TrueNas Scale is also another VM running on the same ProxMox PVE, as is the Ubuntu Server running Rclone.
The TrueNas Scale VM exhibits no sign of any load before, after and ruing when the crash happens, just seems to be chugging along not feeling stressed.
The HDDs and SSD are all directly connected to the computer via a SAS controller.
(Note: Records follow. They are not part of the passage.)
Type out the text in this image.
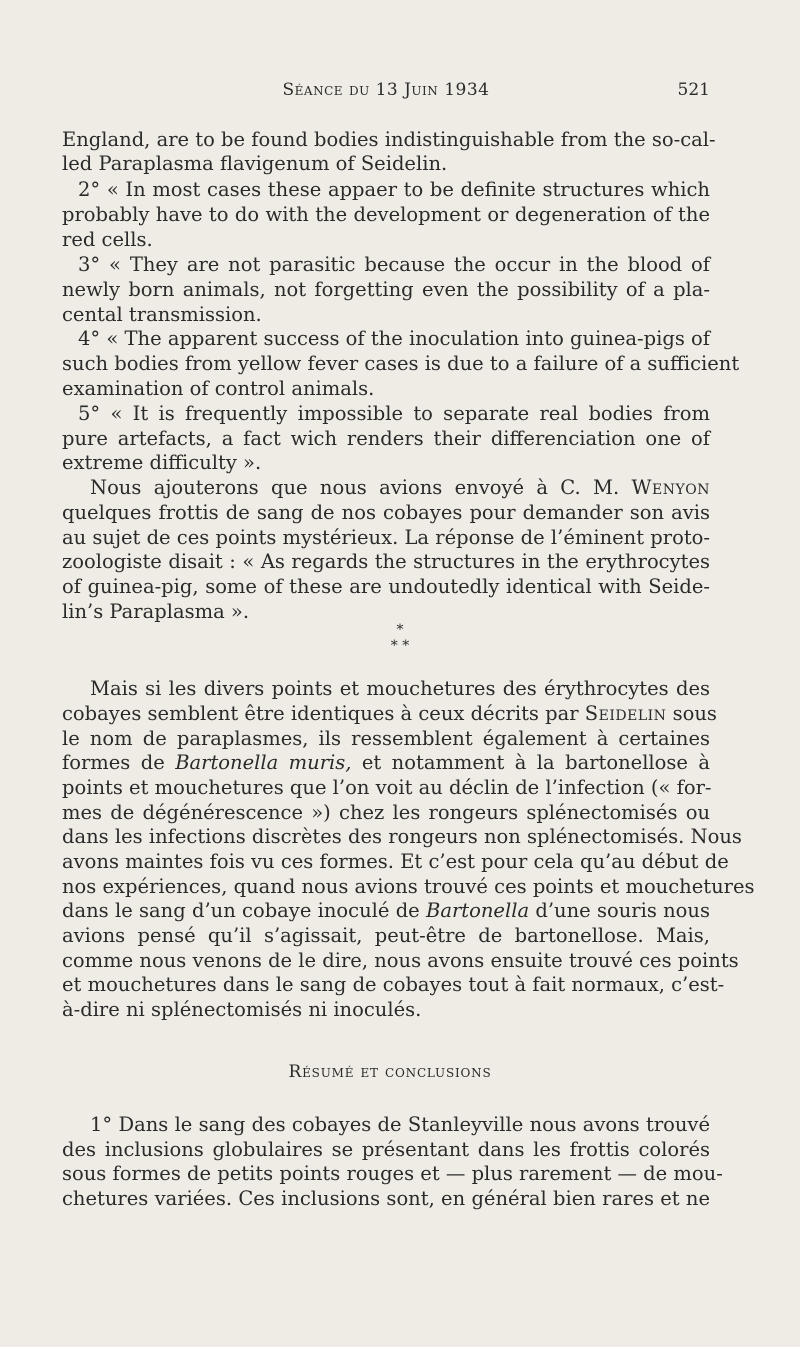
Séance du 13 Juin 1934	521
England, are to be found bodies indistinguishable from the so-cal-
led Paraplasma flavigenum of Seidelin.
2° « In most cases these appaer to be definite structures which
probably have to do with the development or degeneration of the
red cells.
3° « They are not parasitic because the occur in the blood of
newly born animals, not forgetting even the possibility of a pla-
cental transmission.
4° « The apparent success of the inoculation into guinea-pigs of
such bodies from yellow fever cases is due to a failure of a sufficient
examination of control animals.
5° « It is frequently impossible to separate real bodies from
pure artefacts, a fact wich renders their differenciation one of
extreme difficulty ».
Nous ajouterons que nous avions envoyé à C. M. Wenyon
quelques frottis de sang de nos cobayes pour demander son avis
au sujet de ces points mystérieux. La réponse de l’éminent proto-
zoologiste disait : « As regards the structures in the erythrocytes
of guinea-pig, some of these are undoutedly identical with Seide-
lin’s Paraplasma ».
*
* *
Mais si les divers points et mouchetures des érythrocytes des
cobayes semblent être identiques à ceux décrits par Seidelin sous
le nom de paraplasmes, ils ressemblent également à certaines
formes de Bartonella muris, et notamment à la bartonellose à
points et mouchetures que l’on voit au déclin de l’infection (« for-
mes de dégénérescence ») chez les rongeurs splénectomisés ou
dans les infections discrètes des rongeurs non splénectomisés. Nous
avons maintes fois vu ces formes. Et c’est pour cela qu’au début de
nos expériences, quand nous avions trouvé ces points et mouchetures
dans le sang d’un cobaye inoculé de Bartonella d’une souris nous
avions pensé qu’il s’agissait, peut-être de bartonellose. Mais,
comme nous venons de le dire, nous avons ensuite trouvé ces points
et mouchetures dans le sang de cobayes tout à fait normaux, c’est-
à-dire ni splénectomisés ni inoculés.
Résumé et conclusions
1° Dans le sang des cobayes de Stanleyville nous avons trouvé
des inclusions globulaires se présentant dans les frottis colorés
sous formes de petits points rouges et — plus rarement — de mou-
chetures variées. Ces inclusions sont, en général bien rares et ne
The SAS controller is exclusively given to the VM running Ubuntu Server and I see no errors on this side.
Some of the shares have normal or larger files, others have loads of small files.
Code:
Ubuntu Server VM:- 8 Cores- 8GB RAMTrueNas Scale VM:- 4 Cores- 22GB RAM- 2 x 6TB NAS HDDs 5400RPM in RAID1- 1 x 1TB SSD for read cache
---
I only added the
Bash:
`--bwlimit`
to try and see if it was not too high by default causing some kind of a load, but I will remove it now, leaving it to default.
I am currently only trying to run the rclone sync after which the rclone check commands on the SSD drive, but it fails every time.
In the logs I can see that the rclone sync completes ok, but then on the rclone check is where it freezes up, even with just 1 checker.
It seems like it's not rclone that is freezing the OS, but something related to I/O reading/writing large amounts of data, but I don't know how to debug it.
I even tried using
Bash:
`ionice -c2 -n7 nice -n 10 rclone check`
to reduce the priority of the rclone command to try and throttle the read/write ops, but no joy.
When the crash of the Ubuntu Server VM happens it becomes absolutely non responsive, the guest agent stops running, I cannot SSH into the machine. I also cannot shutdown the machine. Only issuing `STOP` to the VM works in shutting it down, or shutting down the whole ProxMox PVE node, to try and do a more graceful of the VM itself.
I have attached some screenshots of the VMs monitoring.
I just want it to complete successfully.
I am tearing out my hair trying to figure out what am I doing wrong.
Any help in debugging and fixing this is appreciated!